Alexia: Agora uma coisa é só para a gente terminar o episódio. Você sempre me falou que nos dias de hoje as pessoas não sabem bater e receber dentro de campo, né? A gente tem aquele grande exemplo, entre aspas, do Neymar que levou aquele chute na canela e cai e fica chorando. Essas coisas. O Pelé recebia muito, mas também batia muito. No sentido de saber devolver e não era com ele. Ele sabia disfarçar bem, que ele sabia receber mais que também sabia dar. E hoje em dia falta isso no futebol.
Marco: O Pelé é da antiga guarda, que o que acontece em campo em campo fica.
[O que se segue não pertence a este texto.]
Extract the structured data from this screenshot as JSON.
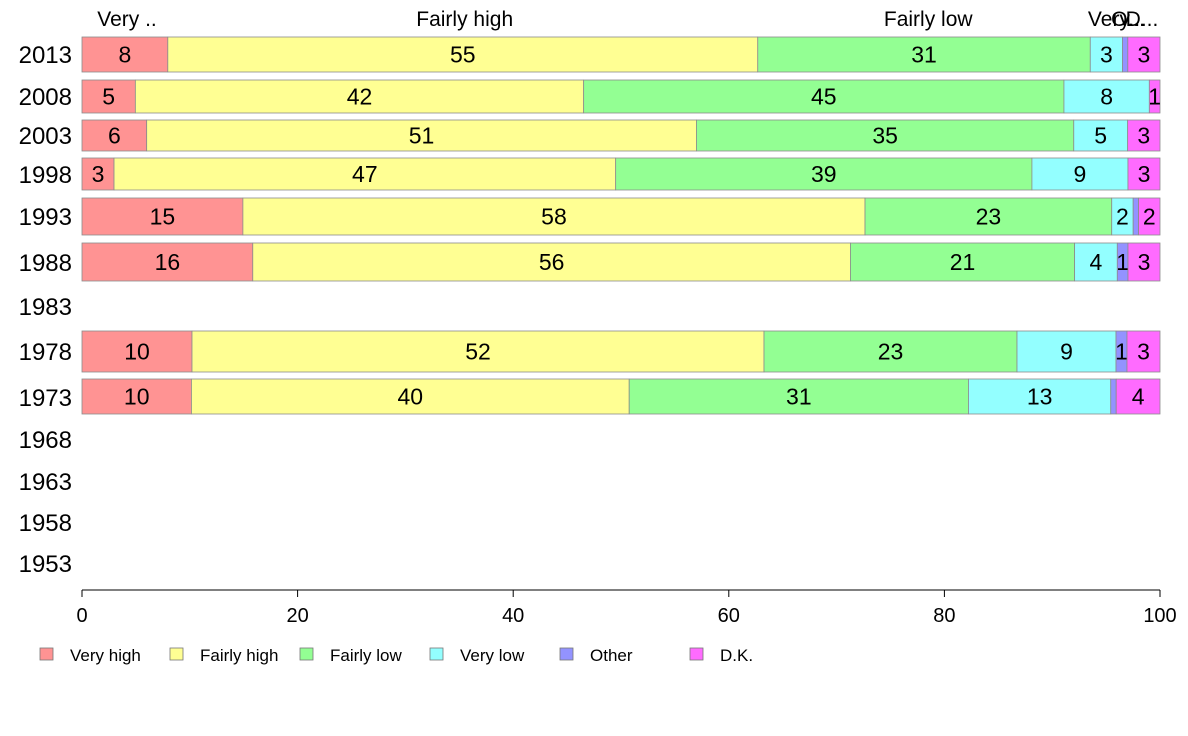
{
  "chart_data": {
    "type": "bar",
    "orientation": "horizontal",
    "stacked": true,
    "categories": [
      "2013",
      "2008",
      "2003",
      "1998",
      "1993",
      "1988",
      "1983",
      "1978",
      "1973",
      "1968",
      "1963",
      "1958",
      "1953"
    ],
    "series": [
      {
        "name": "Very high",
        "color": "#ff9393",
        "values": [
          8,
          5,
          6,
          3,
          15,
          16,
          null,
          10,
          10,
          null,
          null,
          null,
          null
        ]
      },
      {
        "name": "Fairly high",
        "color": "#ffff93",
        "values": [
          55,
          42,
          51,
          47,
          58,
          56,
          null,
          52,
          40,
          null,
          null,
          null,
          null
        ]
      },
      {
        "name": "Fairly low",
        "color": "#93ff93",
        "values": [
          31,
          45,
          35,
          39,
          23,
          21,
          null,
          23,
          31,
          null,
          null,
          null,
          null
        ]
      },
      {
        "name": "Very low",
        "color": "#93ffff",
        "values": [
          3,
          8,
          5,
          9,
          2,
          4,
          null,
          9,
          13,
          null,
          null,
          null,
          null
        ]
      },
      {
        "name": "Other",
        "color": "#9393ff",
        "values": [
          0.5,
          0,
          0,
          0,
          0.5,
          1,
          null,
          1,
          0.5,
          null,
          null,
          null,
          null
        ]
      },
      {
        "name": "D.K.",
        "color": "#ff6bff",
        "values": [
          3,
          1,
          3,
          3,
          2,
          3,
          null,
          3,
          4,
          null,
          null,
          null,
          null
        ]
      }
    ],
    "value_labels": [
      [
        "8",
        "55",
        "31",
        "3",
        "",
        "3"
      ],
      [
        "5",
        "42",
        "45",
        "8",
        "",
        "1"
      ],
      [
        "6",
        "51",
        "35",
        "5",
        "",
        "3"
      ],
      [
        "3",
        "47",
        "39",
        "9",
        "",
        "3"
      ],
      [
        "15",
        "58",
        "23",
        "2",
        "",
        "2"
      ],
      [
        "16",
        "56",
        "21",
        "4",
        "1",
        "3"
      ],
      [],
      [
        "10",
        "52",
        "23",
        "9",
        "1",
        "3"
      ],
      [
        "10",
        "40",
        "31",
        "13",
        "",
        "4"
      ],
      [],
      [],
      [],
      []
    ],
    "top_labels": [
      "Very ..",
      "Fairly high",
      "Fairly low",
      "Very..",
      "O...",
      "D..."
    ],
    "xlim": [
      0,
      100
    ],
    "xticks": [
      "0",
      "20",
      "40",
      "60",
      "80",
      "100"
    ],
    "grid": false,
    "legend_position": "bottom-left"
  }
}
Então o Pelé Quando era garoto, 17 anos, ele foi campeão do mundo. Todo mundo começou a bater no pelé, bater muito no Pelé.
Alexia: Quando a gente fala bater é dar um chute ali, dar um chute aqui dentro de campo. Não é fora, dentro.**
Marco: Daí então jogador antigo chamou o Pelé e falou o seguinte: Meu filho, se você não aprender a devolver, você só tem só dois anos de futebol. Então vê se aprende a bater. E o Pelé batia com a genialidade dele. Ele batia de tal forma que às vezes o juiz marcava falta para ele. Marcava a falta contra o outro cara e ele levantava a mão na maior inocência, e o cara estava embaixo quebrado. Então o sujeito sabia que se desce nele ele ia receber duas de volta. Daí que o Pelé conseguiu jogar futebol.
Alexia: E teve algum respeito dentro de campo.
Marco: Teve muito respeito dentro de campo. O Pelé se impôs pela força, tipo uma força... Como eu vou dizer? Uma força tipo Justiça. Não batam em mim que eu bato em vocês. Se ninguém bater em mim eu não bato em ninguém. Agora sim entrar para valer, eu vou entrar para valer. E ele entrava para valer.
Alexia: Bom, então vamos encerrar esse episódio. A gente falou sobre Tom Jobim e sobre Pelé. Foi ótimo, incrível, maravilhoso. E a gente se vê no próximo episódio.